Let us split the set of positive integers $(\mathbb{Z}^+)$ into the following power sets:
$$ \begin{aligned} A &= \{1, n\times(6m+1),\ldots\} \\ B &= \{n\times(6k-1),\ldots\} \end{aligned} $$
Where we choose $m$ and $k$ so that $(6m+1)$ and $(6k-1)$ cover all prime numbers, and $n$ is every positive integer from 1 to infinity.
Therefore $\mathbb{Z}^+ = A U B$, because every prime and composite number is included in either $A$ or $B$, or in some cases, both in $A$ and $B$. 1 is included in $A$.
Let us define $A'$ as adding $x$ to each element in $A$, and define $B'$ as adding $y$ to each element in $B$, where $x$ and $y$ are different positive integers.
Am I right to assume that if we find at least 1 common element in $A'$ and $B'$, then if we take $\mathbb{Z}' = A' + B'$, then $\mathbb{Z}-\mathbb{Z}'$ will contain infinitely many elements?

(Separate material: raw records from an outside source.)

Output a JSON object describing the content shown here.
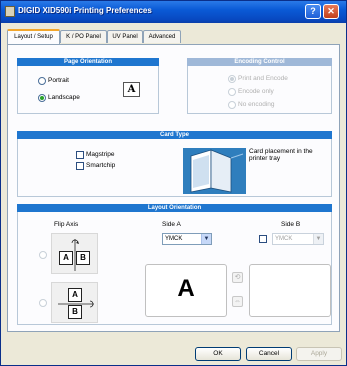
{
  "window": {
    "title": "DIGID XID590i Printing Preferences",
    "help_label": "?",
    "close_label": "✕"
  },
  "tabs": [
    {
      "label": "Layout / Setup",
      "active": true
    },
    {
      "label": "K / PO Panel"
    },
    {
      "label": "UV Panel"
    },
    {
      "label": "Advanced"
    }
  ],
  "page_orientation": {
    "header": "Page Orientation",
    "options": [
      {
        "label": "Portrait",
        "checked": false
      },
      {
        "label": "Landscape",
        "checked": true
      }
    ],
    "preview_glyph": "A"
  },
  "encoding_control": {
    "header": "Encoding Control",
    "options": [
      {
        "label": "Print and Encode",
        "checked": true
      },
      {
        "label": "Encode only",
        "checked": false
      },
      {
        "label": "No encoding",
        "checked": false
      }
    ]
  },
  "card_type": {
    "header": "Card Type",
    "checkboxes": [
      {
        "label": "Magstripe",
        "checked": false
      },
      {
        "label": "Smartchip",
        "checked": false
      }
    ],
    "placement_text": "Card placement in the printer tray"
  },
  "layout_orientation": {
    "header": "Layout Orientation",
    "flip_axis_label": "Flip Axis",
    "side_a_label": "Side A",
    "side_b_label": "Side B",
    "side_a_value": "YMCK",
    "side_b_value": "YMCK",
    "side_b_enabled": false,
    "flip_vertical": {
      "left": "A",
      "right": "B"
    },
    "flip_horizontal": {
      "top": "A",
      "bottom": "B"
    },
    "preview_a_letter": "A"
  },
  "buttons": {
    "ok": "OK",
    "cancel": "Cancel",
    "apply": "Apply"
  },
  "colors": {
    "header_blue": "#1f76cf",
    "radio_green": "#2aa32a"
  }
}
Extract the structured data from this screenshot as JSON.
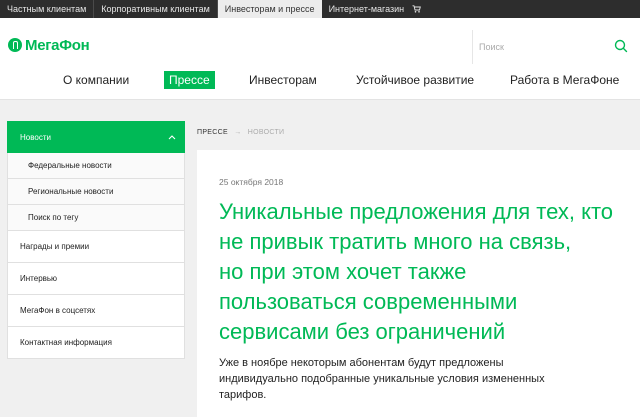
{
  "topbar": {
    "tabs": [
      {
        "label": "Частным клиентам"
      },
      {
        "label": "Корпоративным клиентам"
      },
      {
        "label": "Инвесторам и прессе"
      },
      {
        "label": "Интернет-магазин"
      }
    ]
  },
  "header": {
    "logo_text": "МегаФон",
    "brand_color": "#00b956",
    "search": {
      "placeholder": "Поиск"
    }
  },
  "nav": {
    "items": [
      {
        "label": "О компании"
      },
      {
        "label": "Прессе"
      },
      {
        "label": "Инвесторам"
      },
      {
        "label": "Устойчивое развитие"
      },
      {
        "label": "Работа в МегаФоне"
      }
    ]
  },
  "sidebar": {
    "items": [
      {
        "label": "Новости"
      },
      {
        "label": "Федеральные новости"
      },
      {
        "label": "Региональные новости"
      },
      {
        "label": "Поиск по тегу"
      },
      {
        "label": "Награды и премии"
      },
      {
        "label": "Интервью"
      },
      {
        "label": "МегаФон в соцсетях"
      },
      {
        "label": "Контактная информация"
      }
    ]
  },
  "breadcrumb": {
    "root": "ПРЕССЕ",
    "separator": "→",
    "current": "НОВОСТИ"
  },
  "article": {
    "date": "25 октября 2018",
    "headline_lines": [
      "Уникальные предложения для тех, кто",
      "не привык тратить много на связь,",
      "но при этом хочет также",
      "пользоваться современными",
      "сервисами без ограничений"
    ],
    "lead_lines": [
      "Уже в ноябре некоторым абонентам будут предложены",
      "индивидуально подобранные уникальные условия измененных",
      "тарифов."
    ]
  }
}
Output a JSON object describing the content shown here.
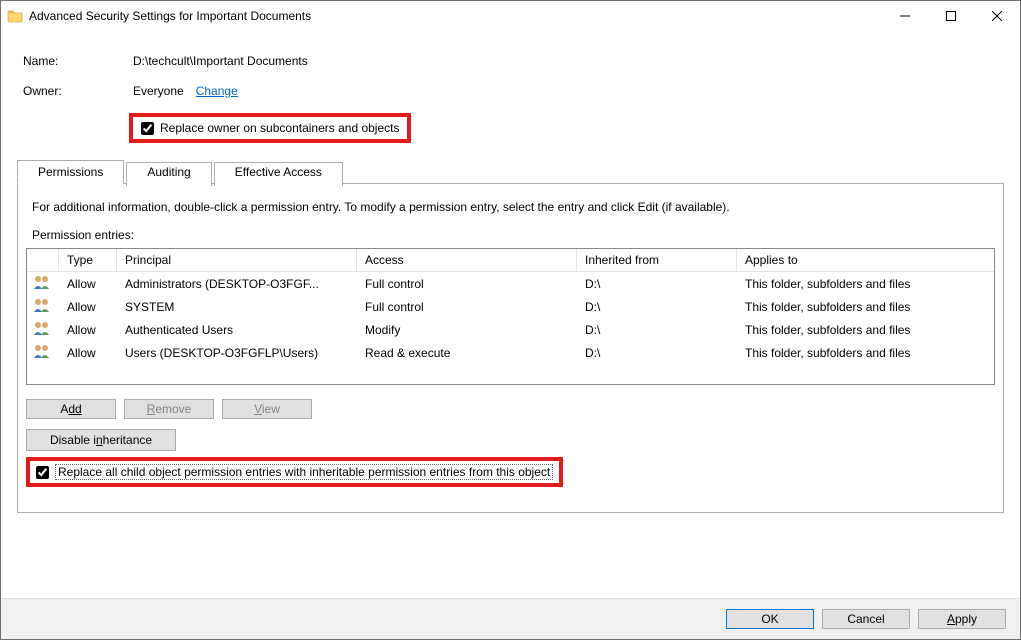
{
  "window": {
    "title": "Advanced Security Settings for Important Documents"
  },
  "name_label": "Name:",
  "name_value": "D:\\techcult\\Important Documents",
  "owner_label": "Owner:",
  "owner_value": "Everyone",
  "change_link": "Change",
  "replace_owner_label": "Replace owner on subcontainers and objects",
  "replace_owner_checked": true,
  "tabs": {
    "permissions": "Permissions",
    "auditing": "Auditing",
    "effective": "Effective Access"
  },
  "info_text": "For additional information, double-click a permission entry. To modify a permission entry, select the entry and click Edit (if available).",
  "entries_label": "Permission entries:",
  "columns": {
    "type": "Type",
    "principal": "Principal",
    "access": "Access",
    "inherited": "Inherited from",
    "applies": "Applies to"
  },
  "rows": [
    {
      "type": "Allow",
      "principal": "Administrators (DESKTOP-O3FGF...",
      "access": "Full control",
      "inherited": "D:\\",
      "applies": "This folder, subfolders and files"
    },
    {
      "type": "Allow",
      "principal": "SYSTEM",
      "access": "Full control",
      "inherited": "D:\\",
      "applies": "This folder, subfolders and files"
    },
    {
      "type": "Allow",
      "principal": "Authenticated Users",
      "access": "Modify",
      "inherited": "D:\\",
      "applies": "This folder, subfolders and files"
    },
    {
      "type": "Allow",
      "principal": "Users (DESKTOP-O3FGFLP\\Users)",
      "access": "Read & execute",
      "inherited": "D:\\",
      "applies": "This folder, subfolders and files"
    }
  ],
  "buttons": {
    "add": "Add",
    "remove": "Remove",
    "view": "View",
    "disable_inh": "Disable inheritance",
    "ok": "OK",
    "cancel": "Cancel",
    "apply": "Apply"
  },
  "replace_child_label": "Replace all child object permission entries with inheritable permission entries from this object",
  "replace_child_checked": true
}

I assume that it is true if we speak about power sets.
Are you aware of any proof on this?
If not, what do you think about my conjecture?
Bela, this is interesting. First as is, it is not the case that $A\cup B=\mathbb{Z}^+$. In fact, even if this were true, then $A'+B'$ would consist only of positive integers, and any negative integer is not in $A'+B'$. So, I'll modify your sets such that $A\cup B=\mathbb{Z}$.
Note that, $A\cup B=\neq \mathbb{Z}^+$. For instance, to which set, numbers of form, $3^k$ or $2^k$ belong to? Nevertheless, suppose we modify this, and add $\{3n:n\in\mathbb{Z}^+\}$ to $A$ and $\{2n:n\in\mathbb{Z}^+\}$ to $B$, I believe $A\cup B=\mathbb{Z}^+$. Let us also allow $n\in\mathbb{Z}$, so that $A\cup B=\mathbb{Z}$.
Construct $A'=A+x$ and $B'=B+y$, where $x$ and $y$ are fixed (and I suppose known). Now, I claim that, for every $n\in\mathbb{Z}$, there exists $a'\in A'$ and $b'\in B'$ such that $a'+b'=n-x-y$. To see this, let $n-x-y\equiv c\pmod{p}$. Fix a prime $p\equiv 1\pmod{6}$, and observe that, the number $p(c+1)\equiv c+1\pmod{6}$, and is in $A$. Now $n-x-y-p(c+1)\equiv -1\pmod{6}$. It is very well known that such a number must have a prime divisor $q$, so that $q\equiv -1\pmod{6}$. For this divisor, you see that, $(n-x-y-p(c+1))/q \triangleq T\in\mathbb{Z}$, and $Tq\in B$. Hence, $Tq+p(c+1)+x+y=n$, with $Tq+y\in B'$ and $p(c+1)\in A'$.